A couple weeks ago Hyperallergic had an article that was a critical of museums who had received Paycheck Protection Program (PPP) funds meant to keep people employed, but instead ended up laying off large numbers of people. They particularly noted that the Museum of Science Boston initially didn’t qualify for the program due to employing more than 500 people, but were later able to apply for funding after laying off more than 300 people. The article also suggested that while some institutions needed the money to survive, some of those at the top ended up in almost better financial shape.
It found that out of $1.6 billion given to about 7,500 cultural institutions that qualified for PPP loans, nearly half of the money ($771 million) went to just 228 recipients. These same 288 institutions collectively laid off more than 14,400 employees, or at least 28% of their workforce.
However, AFSCME’s report found that not all museums faired that poorly during the pandemic.

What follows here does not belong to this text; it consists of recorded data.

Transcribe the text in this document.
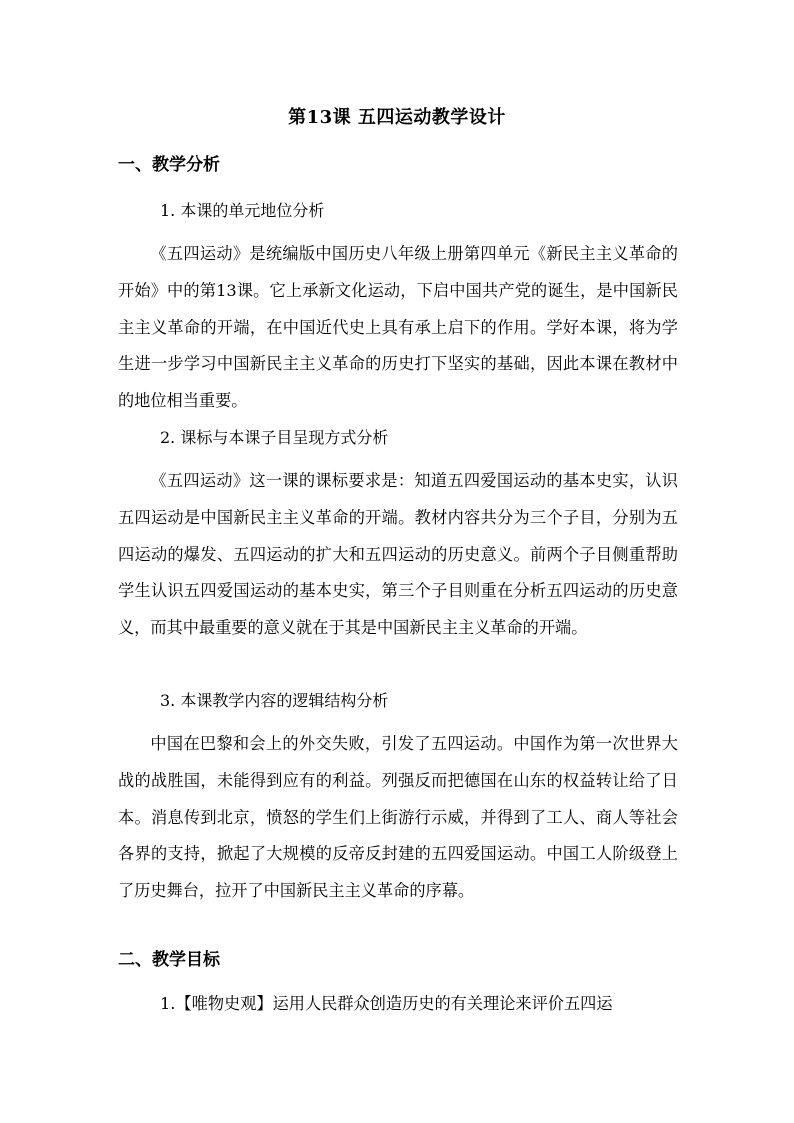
第13课 五四运动教学设计
一、教学分析
1. 本课的单元地位分析

《五四运动》是统编版中国历史八年级上册第四单元《新民主主义革命的开始》中的第13课。它上承新文化运动，下启中国共产党的诞生，是中国新民主主义革命的开端，在中国近代史上具有承上启下的作用。学好本课，将为学生进一步学习中国新民主主义革命的历史打下坚实的基础，因此本课在教材中的地位相当重要。

2. 课标与本课子目呈现方式分析

《五四运动》这一课的课标要求是：知道五四爱国运动的基本史实，认识五四运动是中国新民主主义革命的开端。教材内容共分为三个子目，分别为五四运动的爆发、五四运动的扩大和五四运动的历史意义。前两个子目侧重帮助学生认识五四爱国运动的基本史实，第三个子目则重在分析五四运动的历史意义，而其中最重要的意义就在于其是中国新民主主义革命的开端。

3. 本课教学内容的逻辑结构分析

中国在巴黎和会上的外交失败，引发了五四运动。中国作为第一次世界大战的战胜国，未能得到应有的利益。列强反而把德国在山东的权益转让给了日本。消息传到北京，愤怒的学生们上街游行示威，并得到了工人、商人等社会各界的支持，掀起了大规模的反帝反封建的五四爱国运动。中国工人阶级登上了历史舞台，拉开了中国新民主主义革命的序幕。

二、教学目标
1.【唯物史观】运用人民群众创造历史的有关理论来评价五四运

In fact, an analysis of 69 cultural institutions with available financial data revealed that 67% of them ended fiscal year (FY) 2020 with operating surpluses.
The Museum of Contemporary Art, Los Angeles (MOCA), which received $3.3 million in PPP loans, laid off 97 workers during the pandemic despite ending FY 2020 with a $2.3 million surplus. Nearby, the Natural History Museums of Los Angeles County ended FY 2020 with a $23.9 million operating surplus after receiving a $4.8 million PPP loan. And yet, it furloughed its 127 part-time employees from March 2020 until the end of December 2020.
Not to excuse the act of laying off people after accepting money to keep staff employed, the fact that institutions ended fiscal year 2020 with a surplus may not be indicate they profited off of layoffs. Many non-profits have a July 1 -June 30 fiscal year so if the organization was doing well from July 1, 2019 through March 2020 when the pandemic started, losses of the three months from March-June 2020 may not have moved them into a deficit. The PPP program started in April 2020 with a deadline of June 30, 2020 so organizations may not have received the funds until their 2021 fiscal year.
It has been generally acknowledged that a lot of those who applied for the PPP program didn’t have the severe financial need the program was intended to serve. Determining whether museums used funds meant to stave off layoffs to achieve better financial footing should be examined, but it isn’t clear from the information provided here. The full report can be downloaded on the AFSCME website. I haven’t downloaded the report at this time because the registration form indicates they and others may use the information to solicit and lobby me.
It will be interesting to see if a similar examination is conducted of performing arts venues which largely fall under the Shuttered Venue Operators Grant (SVOG) program, something most museums were not eligible due to the fixed seating requirement for that program. From what I have seen, the administration of that program is still plagued with errors which they are trying to resolve for adversely effected venues, but that raises concerns that there was opportunity for inappropriately granting funds as well.